Il n’est pas inutile de rappeler que, lors de sa promulgation, les chiens de type “pitbull à la mode française” n’ont fait aucune victime. Le premier décès imputable à l’un de ces chiens survient en 2003, et ce sera également le dernier.

Cette loi impose aux possesseurs de chiens de 1re et 2e catégories des contraintes, non seulement peu dissuasives, mais au contraire fortement incitatrices en ce qui concerne ceux de 2e catégorie. Les effectifs des american stafford-shire terriers et des rottweilers “explosent” littéralement, ces 2 races entrant dans le top 5 aux environs de l’année 2005.

En 2006, l’impressionnante série de 2 accidents médiatisés attire à nouveau l’attention des médias et, surfant sur la vague sécuritaire, de nouvelles mesures sont votées selon le principe consacré « un drame, une loi ».

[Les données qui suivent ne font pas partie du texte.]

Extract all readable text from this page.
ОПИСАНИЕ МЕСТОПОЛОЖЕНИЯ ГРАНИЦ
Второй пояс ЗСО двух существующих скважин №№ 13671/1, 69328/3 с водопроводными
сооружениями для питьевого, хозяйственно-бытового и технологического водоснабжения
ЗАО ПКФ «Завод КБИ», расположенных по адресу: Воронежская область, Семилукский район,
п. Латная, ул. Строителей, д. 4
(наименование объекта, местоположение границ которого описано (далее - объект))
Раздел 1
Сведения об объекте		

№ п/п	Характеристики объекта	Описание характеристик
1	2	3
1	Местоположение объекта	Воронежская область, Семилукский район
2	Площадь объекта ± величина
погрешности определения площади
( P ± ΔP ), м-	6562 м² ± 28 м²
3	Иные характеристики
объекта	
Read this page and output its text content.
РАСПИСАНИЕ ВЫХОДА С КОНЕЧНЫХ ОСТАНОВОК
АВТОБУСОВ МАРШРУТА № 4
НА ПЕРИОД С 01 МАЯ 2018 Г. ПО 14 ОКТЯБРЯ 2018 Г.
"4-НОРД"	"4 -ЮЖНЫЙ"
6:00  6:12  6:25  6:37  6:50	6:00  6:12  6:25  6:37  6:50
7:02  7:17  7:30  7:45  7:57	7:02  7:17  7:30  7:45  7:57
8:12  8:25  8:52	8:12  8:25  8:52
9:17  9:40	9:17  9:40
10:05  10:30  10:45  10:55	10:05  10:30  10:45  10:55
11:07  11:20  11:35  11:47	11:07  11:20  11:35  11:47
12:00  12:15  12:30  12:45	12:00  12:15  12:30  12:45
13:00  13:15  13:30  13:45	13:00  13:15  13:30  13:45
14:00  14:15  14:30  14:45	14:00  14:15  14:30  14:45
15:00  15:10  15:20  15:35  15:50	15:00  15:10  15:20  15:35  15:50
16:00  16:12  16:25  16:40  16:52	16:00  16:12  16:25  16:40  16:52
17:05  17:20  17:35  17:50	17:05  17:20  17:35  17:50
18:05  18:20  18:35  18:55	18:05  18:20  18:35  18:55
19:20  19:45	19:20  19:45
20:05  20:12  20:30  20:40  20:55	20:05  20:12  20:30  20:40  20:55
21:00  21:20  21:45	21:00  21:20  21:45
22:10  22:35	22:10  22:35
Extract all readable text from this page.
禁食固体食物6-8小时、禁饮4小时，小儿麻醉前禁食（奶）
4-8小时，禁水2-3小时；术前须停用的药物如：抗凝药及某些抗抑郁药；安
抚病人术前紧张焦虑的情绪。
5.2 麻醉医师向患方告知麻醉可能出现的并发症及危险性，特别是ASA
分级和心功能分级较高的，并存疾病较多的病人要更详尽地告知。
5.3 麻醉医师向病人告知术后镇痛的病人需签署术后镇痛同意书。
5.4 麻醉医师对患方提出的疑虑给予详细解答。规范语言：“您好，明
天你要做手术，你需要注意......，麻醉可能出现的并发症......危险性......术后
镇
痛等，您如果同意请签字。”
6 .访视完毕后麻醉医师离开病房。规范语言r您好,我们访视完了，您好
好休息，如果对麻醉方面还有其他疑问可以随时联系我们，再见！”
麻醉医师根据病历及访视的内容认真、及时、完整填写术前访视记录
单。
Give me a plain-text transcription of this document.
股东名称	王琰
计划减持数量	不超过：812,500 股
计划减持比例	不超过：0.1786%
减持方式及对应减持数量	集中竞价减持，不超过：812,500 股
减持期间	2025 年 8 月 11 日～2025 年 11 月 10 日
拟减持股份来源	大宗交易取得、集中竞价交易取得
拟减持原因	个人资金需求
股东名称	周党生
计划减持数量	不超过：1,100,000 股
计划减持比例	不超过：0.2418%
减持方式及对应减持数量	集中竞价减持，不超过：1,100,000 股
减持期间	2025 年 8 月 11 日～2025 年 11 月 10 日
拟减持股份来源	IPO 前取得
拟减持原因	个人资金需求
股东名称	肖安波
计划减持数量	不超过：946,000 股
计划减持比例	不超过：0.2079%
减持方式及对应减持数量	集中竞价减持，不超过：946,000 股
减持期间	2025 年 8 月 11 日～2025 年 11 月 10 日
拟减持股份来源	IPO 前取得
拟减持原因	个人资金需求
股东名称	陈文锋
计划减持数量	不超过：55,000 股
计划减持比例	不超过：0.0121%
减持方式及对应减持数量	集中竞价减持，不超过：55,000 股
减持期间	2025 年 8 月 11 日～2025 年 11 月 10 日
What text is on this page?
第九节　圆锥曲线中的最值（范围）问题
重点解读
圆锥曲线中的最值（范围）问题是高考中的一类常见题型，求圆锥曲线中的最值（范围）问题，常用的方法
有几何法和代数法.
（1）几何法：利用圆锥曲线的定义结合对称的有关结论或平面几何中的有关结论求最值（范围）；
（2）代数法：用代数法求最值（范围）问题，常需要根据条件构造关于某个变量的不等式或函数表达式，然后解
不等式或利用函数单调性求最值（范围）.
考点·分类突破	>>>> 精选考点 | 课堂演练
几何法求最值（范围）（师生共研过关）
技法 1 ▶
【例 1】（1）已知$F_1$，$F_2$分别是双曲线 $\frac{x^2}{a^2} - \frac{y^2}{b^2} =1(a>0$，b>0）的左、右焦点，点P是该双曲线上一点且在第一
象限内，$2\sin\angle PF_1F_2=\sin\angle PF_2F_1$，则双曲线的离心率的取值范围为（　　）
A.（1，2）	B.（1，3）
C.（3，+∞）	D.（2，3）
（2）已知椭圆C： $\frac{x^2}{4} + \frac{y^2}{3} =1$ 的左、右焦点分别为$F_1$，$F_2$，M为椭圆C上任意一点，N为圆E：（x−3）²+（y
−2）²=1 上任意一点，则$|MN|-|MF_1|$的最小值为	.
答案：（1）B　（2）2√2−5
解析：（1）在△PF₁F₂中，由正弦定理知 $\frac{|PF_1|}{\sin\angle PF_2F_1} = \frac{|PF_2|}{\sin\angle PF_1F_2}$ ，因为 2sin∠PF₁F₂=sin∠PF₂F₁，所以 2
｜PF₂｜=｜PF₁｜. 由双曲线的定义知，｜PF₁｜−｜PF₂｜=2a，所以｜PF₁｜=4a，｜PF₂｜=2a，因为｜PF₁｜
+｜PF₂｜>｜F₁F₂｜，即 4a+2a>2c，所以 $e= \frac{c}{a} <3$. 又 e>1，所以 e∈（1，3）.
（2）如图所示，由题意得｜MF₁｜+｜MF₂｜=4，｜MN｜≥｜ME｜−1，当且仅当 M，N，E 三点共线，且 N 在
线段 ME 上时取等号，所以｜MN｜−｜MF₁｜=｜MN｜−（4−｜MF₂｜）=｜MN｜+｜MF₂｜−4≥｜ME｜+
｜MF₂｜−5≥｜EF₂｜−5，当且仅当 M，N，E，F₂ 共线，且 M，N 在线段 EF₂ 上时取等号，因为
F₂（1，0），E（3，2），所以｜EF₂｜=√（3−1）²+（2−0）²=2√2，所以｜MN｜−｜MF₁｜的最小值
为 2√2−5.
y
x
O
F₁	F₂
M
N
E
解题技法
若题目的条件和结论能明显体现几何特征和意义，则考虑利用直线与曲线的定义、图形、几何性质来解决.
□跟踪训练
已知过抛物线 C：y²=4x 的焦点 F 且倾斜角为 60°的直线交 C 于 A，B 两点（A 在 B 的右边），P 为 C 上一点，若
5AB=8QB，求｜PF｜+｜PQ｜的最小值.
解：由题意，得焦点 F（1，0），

Le 5 mars 2007, une loi de sécurité publique crée l’évaluation comportementale canine effectuée par un vétérinaire. Cette mesure est destinée à l’origine à tout chien susceptible de présenter un danger pour les personnes et les animaux domestiques, et fait l’unanimité parmi les professionnels. Elle confère au maire des pouvoirs étendus dans le domaine de la prévention des accidents d’origine canine et paraît apte à jouer un rôle positif en matière de santé publique.

Mais le législateur ne s’arrête malheureusement pas là et, après la consultation de différents lobbies, promulgue dans la hâte la loi du 20 juin 2008. Ce manque de préparation a, entre autres, pour conséquence la promulgation plus que tardive des décrets d’application, parus bien après la date limite fixée par la loi.

C’est ainsi que, alors que tous les chiens dits dangereux en circulation le 21 juin 2008 doivent faire l’objet d’un permis de détention avant le 31 décembre 2009, les modalités de délivrance de ce dernier ne font l’objet d’une circulaire qu’en janvier… 2010. Une circulaire si manifestement illégale qu’elle est remplacée dans l’urgence par celle du 17 février 2010, l’administration n’hésitant pas, en toute illégitimité pour la partie relative au droit privé, à baptiser ce texte de « guide de méthodologie », démontrant ainsi une fois de plus, selon la formule consacrée, que « le comportement des services centraux de l’État est juridiquement approximatif » (SNVEL, octobre 2010).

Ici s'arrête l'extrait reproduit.